There is a trial underway now in Denmark with 6000 adults randomized to wear or not wear masks in the community that is powered to identify a 50% reduction in risk of COVID-19 (from 2% to 1%), but such a strong effect is unlikely based on previous literature. We need these sorts of studies, but a 10-20% reduction is more likely. This study may be problematic since a failure to achieve 50% reduction may lead people to the erroneous conclusion that this implies that masks don't work.
- Limited evidence base for the effectiveness of face masks in the community for influenza epidemics and pandemics, but data are consistent with a 10% to 20% reduction in transmission.
- Mechanistic evidence that face masks can provide source control of virus-laden droplets and aerosols
- Mechanistic evidence that face masks can provide protection for the wearer
- Fallacious to argue "masks don't have 100% effect in stopping transmission therefore masks are useless". A 10% reduction in transmission would be valuable!

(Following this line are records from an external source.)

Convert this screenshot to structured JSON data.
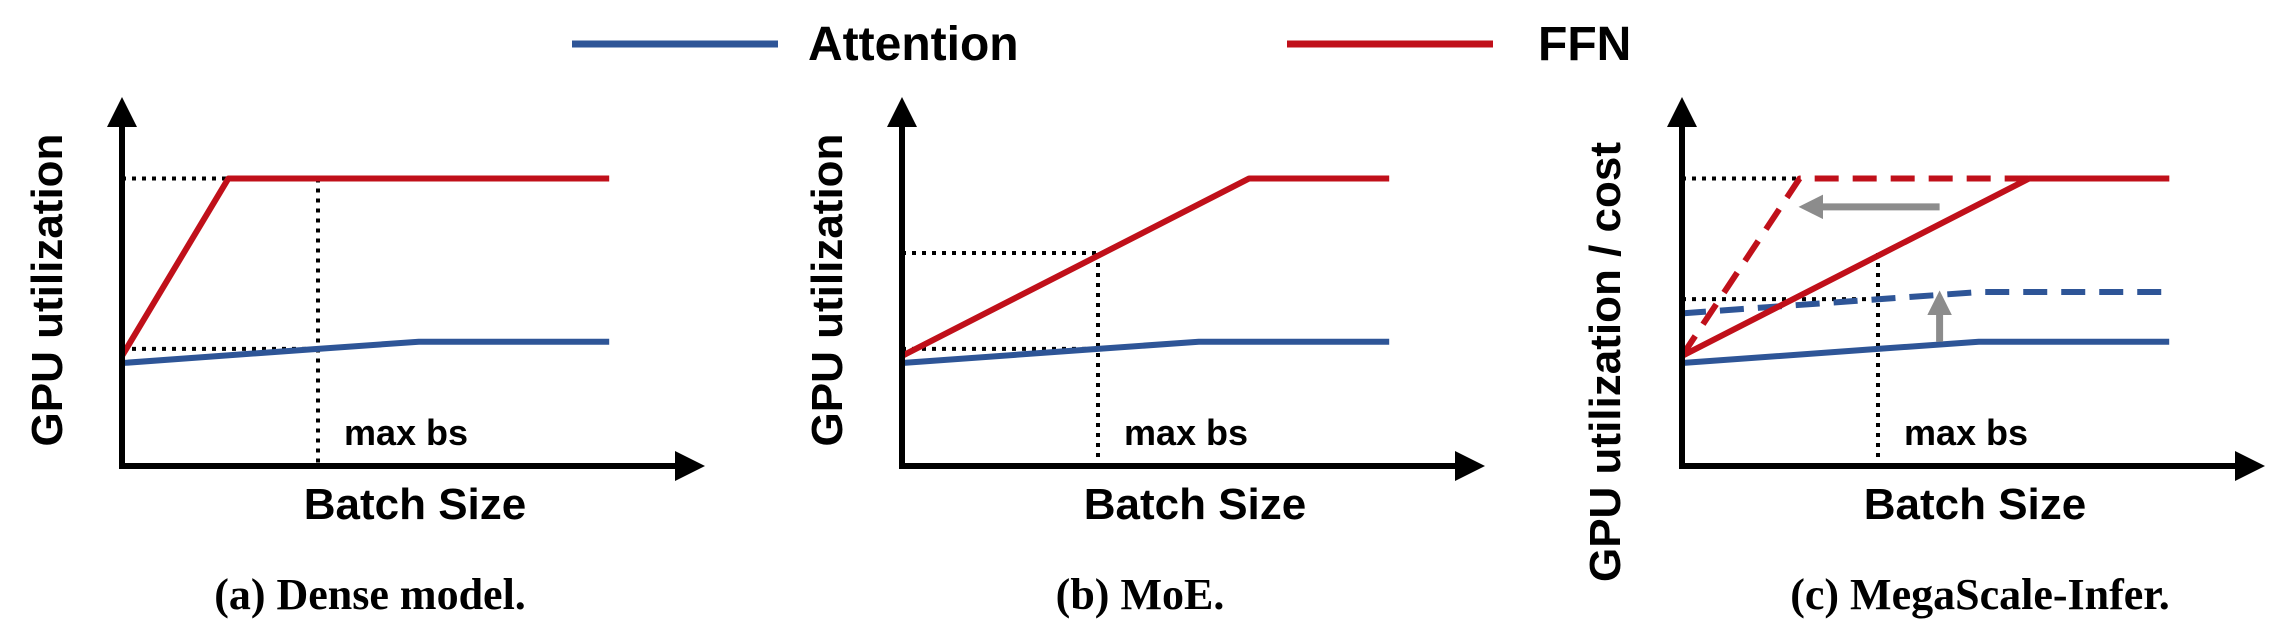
{
  "legend": {
    "attention": {
      "label": "Attention",
      "color": "#2e5597"
    },
    "ffn": {
      "label": "FFN",
      "color": "#c0101a"
    }
  },
  "colors": {
    "axis": "#000000",
    "guide": "#000000",
    "shift_arrow": "#8c8c8c"
  },
  "panels": [
    {
      "id": "a",
      "caption": "(a) Dense model.",
      "xlabel": "Batch Size",
      "ylabel": "GPU utilization",
      "max_bs_label": "max bs",
      "chart_data": {
        "type": "line",
        "xlim": [
          0,
          1
        ],
        "ylim": [
          0,
          1
        ],
        "max_bs": 0.35,
        "series": [
          {
            "name": "Attention",
            "style": "solid",
            "points": [
              [
                0,
                0.29
              ],
              [
                0.35,
                0.33
              ],
              [
                0.53,
                0.35
              ],
              [
                0.87,
                0.35
              ]
            ]
          },
          {
            "name": "FFN",
            "style": "solid",
            "points": [
              [
                0,
                0.31
              ],
              [
                0.19,
                0.81
              ],
              [
                0.87,
                0.81
              ]
            ]
          }
        ],
        "guides": [
          {
            "from": [
              0,
              0.81
            ],
            "to": [
              0.35,
              0.81
            ]
          },
          {
            "from": [
              0,
              0.33
            ],
            "to": [
              0.35,
              0.33
            ]
          },
          {
            "from": [
              0.35,
              0.81
            ],
            "to": [
              0.35,
              0
            ]
          }
        ],
        "arrows": []
      }
    },
    {
      "id": "b",
      "caption": "(b) MoE.",
      "xlabel": "Batch Size",
      "ylabel": "GPU utilization",
      "max_bs_label": "max bs",
      "chart_data": {
        "type": "line",
        "xlim": [
          0,
          1
        ],
        "ylim": [
          0,
          1
        ],
        "max_bs": 0.35,
        "series": [
          {
            "name": "Attention",
            "style": "solid",
            "points": [
              [
                0,
                0.29
              ],
              [
                0.35,
                0.33
              ],
              [
                0.53,
                0.35
              ],
              [
                0.87,
                0.35
              ]
            ]
          },
          {
            "name": "FFN",
            "style": "solid",
            "points": [
              [
                0,
                0.31
              ],
              [
                0.62,
                0.81
              ],
              [
                0.87,
                0.81
              ]
            ]
          }
        ],
        "guides": [
          {
            "from": [
              0,
              0.6
            ],
            "to": [
              0.35,
              0.6
            ]
          },
          {
            "from": [
              0,
              0.33
            ],
            "to": [
              0.35,
              0.33
            ]
          },
          {
            "from": [
              0.35,
              0.6
            ],
            "to": [
              0.35,
              0
            ]
          }
        ],
        "arrows": []
      }
    },
    {
      "id": "c",
      "caption": "(c) MegaScale-Infer.",
      "xlabel": "Batch Size",
      "ylabel": "GPU utilization / cost",
      "max_bs_label": "max bs",
      "chart_data": {
        "type": "line",
        "xlim": [
          0,
          1
        ],
        "ylim": [
          0,
          1
        ],
        "max_bs": 0.35,
        "series": [
          {
            "name": "Attention",
            "style": "solid",
            "points": [
              [
                0,
                0.29
              ],
              [
                0.35,
                0.33
              ],
              [
                0.53,
                0.35
              ],
              [
                0.87,
                0.35
              ]
            ]
          },
          {
            "name": "Attention",
            "style": "dashed",
            "points": [
              [
                0,
                0.43
              ],
              [
                0.53,
                0.49
              ],
              [
                0.87,
                0.49
              ]
            ]
          },
          {
            "name": "FFN",
            "style": "solid",
            "points": [
              [
                0,
                0.31
              ],
              [
                0.62,
                0.81
              ],
              [
                0.87,
                0.81
              ]
            ]
          },
          {
            "name": "FFN",
            "style": "dashed",
            "points": [
              [
                0,
                0.31
              ],
              [
                0.21,
                0.81
              ],
              [
                0.87,
                0.81
              ]
            ]
          }
        ],
        "guides": [
          {
            "from": [
              0,
              0.81
            ],
            "to": [
              0.21,
              0.81
            ]
          },
          {
            "from": [
              0,
              0.47
            ],
            "to": [
              0.35,
              0.47
            ]
          },
          {
            "from": [
              0.35,
              0.6
            ],
            "to": [
              0.35,
              0
            ]
          }
        ],
        "arrows": [
          {
            "from": [
              0.46,
              0.73
            ],
            "to": [
              0.23,
              0.73
            ]
          },
          {
            "from": [
              0.46,
              0.35
            ],
            "to": [
              0.46,
              0.46
            ]
          }
        ]
      }
    }
  ]
}
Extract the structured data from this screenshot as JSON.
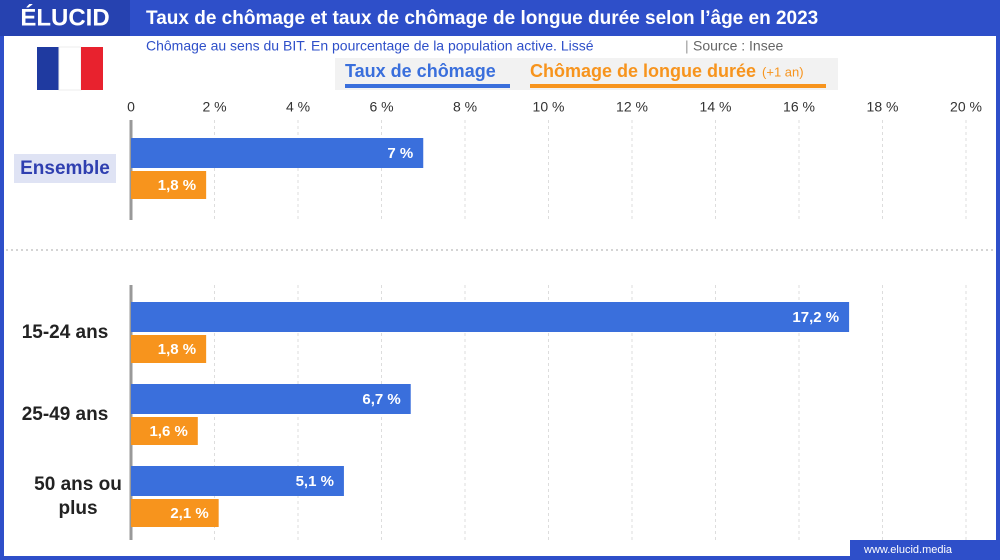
{
  "header": {
    "logo": "ÉLUCID",
    "title": "Taux de chômage et taux de chômage de longue durée selon l’âge en 2023",
    "subtitle": "Chômage au sens du BIT. En pourcentage de la population active. Lissé",
    "source": "Source : Insee",
    "footer": "www.elucid.media"
  },
  "chart_data": {
    "type": "barh",
    "categories": [
      "Ensemble",
      "15-24 ans",
      "25-49 ans",
      "50 ans ou plus"
    ],
    "series": [
      {
        "name": "Taux de chômage",
        "color": "#3a6fdc",
        "values": [
          7,
          17.2,
          6.7,
          5.1
        ],
        "value_labels": [
          "7 %",
          "17,2 %",
          "6,7 %",
          "5,1 %"
        ]
      },
      {
        "name": "Chômage de longue durée",
        "legend_note": "(+1 an)",
        "color": "#f7941d",
        "values": [
          1.8,
          1.8,
          1.6,
          2.1
        ],
        "value_labels": [
          "1,8 %",
          "1,8 %",
          "1,6 %",
          "2,1 %"
        ]
      }
    ],
    "xlim": [
      0,
      20
    ],
    "xticks": [
      0,
      {
        "value": 2,
        "label": "2 %"
      },
      {
        "value": 4,
        "label": "4 %"
      },
      {
        "value": 6,
        "label": "6 %"
      },
      {
        "value": 8,
        "label": "8 %"
      },
      {
        "value": 10,
        "label": "10 %"
      },
      {
        "value": 12,
        "label": "12 %"
      },
      {
        "value": 14,
        "label": "14 %"
      },
      {
        "value": 16,
        "label": "16 %"
      },
      {
        "value": 18,
        "label": "18 %"
      },
      {
        "value": 20,
        "label": "20 %"
      }
    ],
    "grid": true
  }
}
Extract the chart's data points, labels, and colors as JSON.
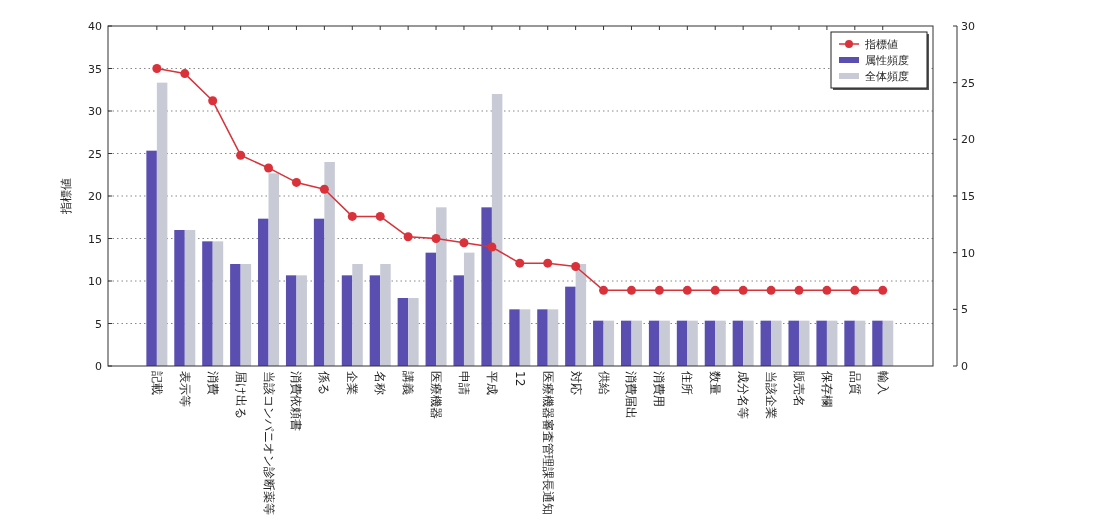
{
  "chart_data": {
    "type": "bar",
    "ylabel": "指標値",
    "categories": [
      "記載",
      "表示等",
      "消費",
      "届け出る",
      "当該コンパニオン診断薬等",
      "消費依頼書",
      "係る",
      "企業",
      "名称",
      "講義",
      "医療機器",
      "申請",
      "平成",
      "12",
      "医療機器審査管理課長通知",
      "対応",
      "供給",
      "消費届出",
      "消費用",
      "住所",
      "数量",
      "成分名等",
      "当該企業",
      "販売名",
      "保存欄",
      "品質",
      "輸入"
    ],
    "series": [
      {
        "name": "指標値",
        "type": "line",
        "axis": "y",
        "color": "#d9323a",
        "marker": "circle",
        "line_style": "solid",
        "values": [
          35,
          34.4,
          31.2,
          24.8,
          23.3,
          21.6,
          20.8,
          17.6,
          17.6,
          15.2,
          15,
          14.5,
          14,
          12.1,
          12.1,
          11.7,
          8.9,
          8.9,
          8.9,
          8.9,
          8.9,
          8.9,
          8.9,
          8.9,
          8.9,
          8.9,
          8.9
        ]
      },
      {
        "name": "属性頻度",
        "axis": "y2",
        "color": "#5a4fb0",
        "values": [
          19,
          12,
          11,
          9,
          13,
          8,
          13,
          8,
          8,
          6,
          10,
          8,
          14,
          5,
          5,
          7,
          4,
          4,
          4,
          4,
          4,
          4,
          4,
          4,
          4,
          4,
          4
        ]
      },
      {
        "name": "全体頻度",
        "axis": "y2",
        "color": "#c8cad6",
        "values": [
          25,
          12,
          11,
          9,
          17,
          8,
          18,
          9,
          9,
          6,
          14,
          10,
          24,
          5,
          5,
          9,
          4,
          4,
          4,
          4,
          4,
          4,
          4,
          4,
          4,
          4,
          4
        ]
      }
    ],
    "ylim": [
      0,
      40
    ],
    "yticks": [
      0,
      5,
      10,
      15,
      20,
      25,
      30,
      35,
      40
    ],
    "y2lim": [
      0,
      30
    ],
    "y2ticks": [
      0,
      5,
      10,
      15,
      20,
      25,
      30
    ],
    "grid": "y",
    "legend": "top right"
  }
}
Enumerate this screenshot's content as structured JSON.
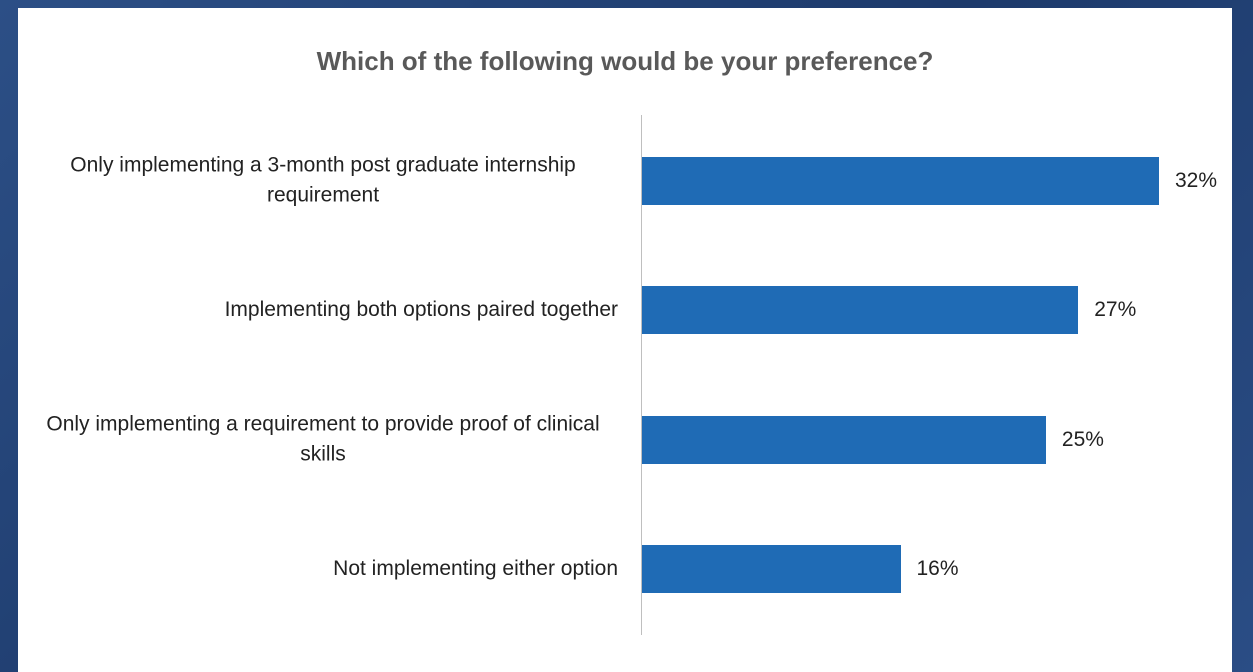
{
  "chart_data": {
    "type": "bar",
    "orientation": "horizontal",
    "title": "Which of the following would be your preference?",
    "categories": [
      "Only implementing a 3-month post graduate internship requirement",
      "Implementing both options paired together",
      "Only implementing a requirement to provide proof of clinical skills",
      "Not implementing either option"
    ],
    "values": [
      32,
      27,
      25,
      16
    ],
    "value_labels": [
      "32%",
      "27%",
      "25%",
      "16%"
    ],
    "color": "#1f6bb5"
  }
}
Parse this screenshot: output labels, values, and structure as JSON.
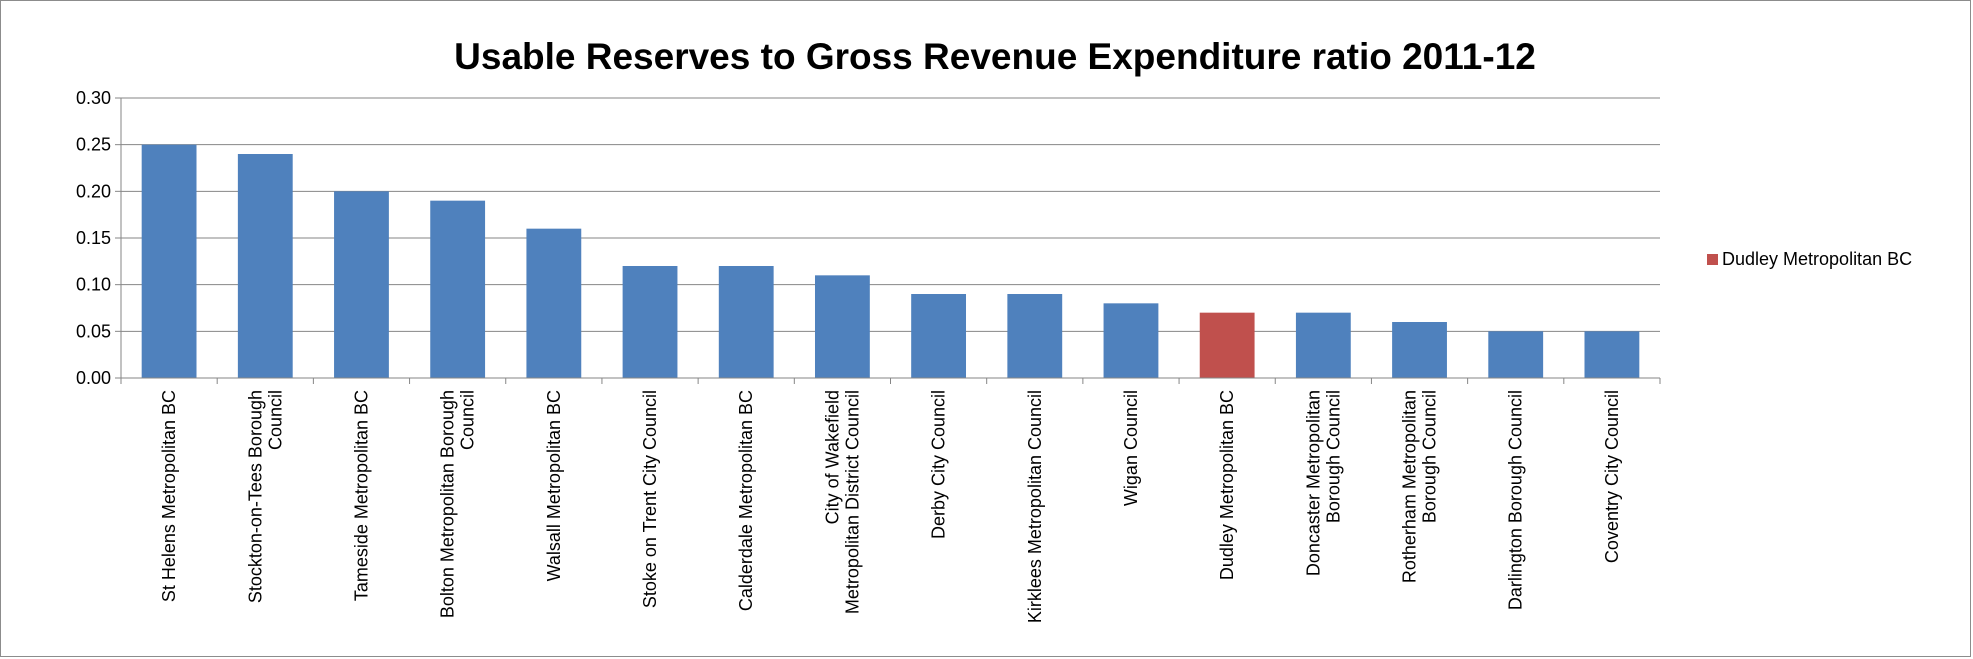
{
  "chart_data": {
    "type": "bar",
    "title": "Usable Reserves to Gross Revenue Expenditure ratio 2011-12",
    "xlabel": "",
    "ylabel": "",
    "ylim": [
      0,
      0.3
    ],
    "y_ticks": [
      "0.00",
      "0.05",
      "0.10",
      "0.15",
      "0.20",
      "0.25",
      "0.30"
    ],
    "grid": true,
    "legend_position": "right",
    "categories": [
      [
        "St Helens Metropolitan BC"
      ],
      [
        "Stockton-on-Tees Borough",
        "Council"
      ],
      [
        "Tameside Metropolitan BC"
      ],
      [
        "Bolton Metropolitan Borough",
        "Council"
      ],
      [
        "Walsall Metropolitan BC"
      ],
      [
        "Stoke on Trent City Council"
      ],
      [
        "Calderdale Metropolitan BC"
      ],
      [
        "City of Wakefield",
        "Metropolitan District Council"
      ],
      [
        "Derby City Council"
      ],
      [
        "Kirklees Metropolitan Council"
      ],
      [
        "Wigan Council"
      ],
      [
        "Dudley Metropolitan BC"
      ],
      [
        "Doncaster Metropolitan",
        "Borough Council"
      ],
      [
        "Rotherham Metropolitan",
        "Borough Council"
      ],
      [
        "Darlington Borough Council"
      ],
      [
        "Coventry City Council"
      ]
    ],
    "values": [
      0.25,
      0.24,
      0.2,
      0.19,
      0.16,
      0.12,
      0.12,
      0.11,
      0.09,
      0.09,
      0.08,
      0.07,
      0.07,
      0.06,
      0.05,
      0.05
    ],
    "highlight_index": 11,
    "colors": {
      "default": "#4f81bd",
      "highlight": "#c0504d",
      "grid": "#868686",
      "axis": "#868686"
    },
    "legend": {
      "label": "Dudley Metropolitan BC",
      "color": "#c0504d"
    }
  }
}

- However, widespread use of face masks in Hong Kong has been insufficient to stop two community epidemics. Both epidemics were controlled after the implementation of moderate social distancing measures.
- We need to bring R0 from a level of 2-3 to below through a combination of different public health measures.
See the key FAQ pages provided by a team of scientists on COVID-19 transmission and preventive approaches:
- 1. General questions about COVID-19 transmission
- 2. General questions about aerosol transmission
- 3. Protecting ourselves from aerosol transmission
- 8. Ventilation
- 9. Filtering, and “air cleaning”
Benjamin John Cowling is currently Professor and head of the Division of Epidemiology and Biostatistics in the School of Public Health at the University of Hong Kong, and co-Director of the WHO Collaborating Centre for Infectious Disease Epidemiology and Control. He is Editorin-Chief of Influenza and Other Respiratory Viruses, and an Associate Editor of the journal Emerging Infectious Diseases. He conducts research into the epidemiology of influenza and other respiratory viruses. His research team has characterized how easily seasonal and pandemic influenza viruses can spread in households, and the effectiveness of measures to reduce the risk of infection and transmission including vaccination and non-pharmaceutical interventions. His recent research has focused on vaccination strategies in older adults, and immune responses to repeated influenza vaccination. Since early 2020 he has conducted research on the epidemiology and control of COVID-19 including a series of highly cited publications in NEJM, Science and Nature Medicine. He has authored more than 450 peer-reviewed journal publications to date. His work is supported by grants from a number of funding agencies, including a large co-operative agreement with the US CDC on “Research on the Epidemiology, Vaccine Effectiveness and Treatment of Influenza and Other Respiratory Viruses in Southeast Asia and the Western Pacific” (US$10m, 2016-21), and a Theme-Based Research Scheme grant from the University Grants Committee in Hong Kong entitled “Control of Influenza: Individual and Population Immunity” (US$6m, 2020-25). After graduating with a PhD in statistics from the University of Warwick, Dr. Cowling spent a year at Imperial College London before moving to the University of Hong Kong in 2004.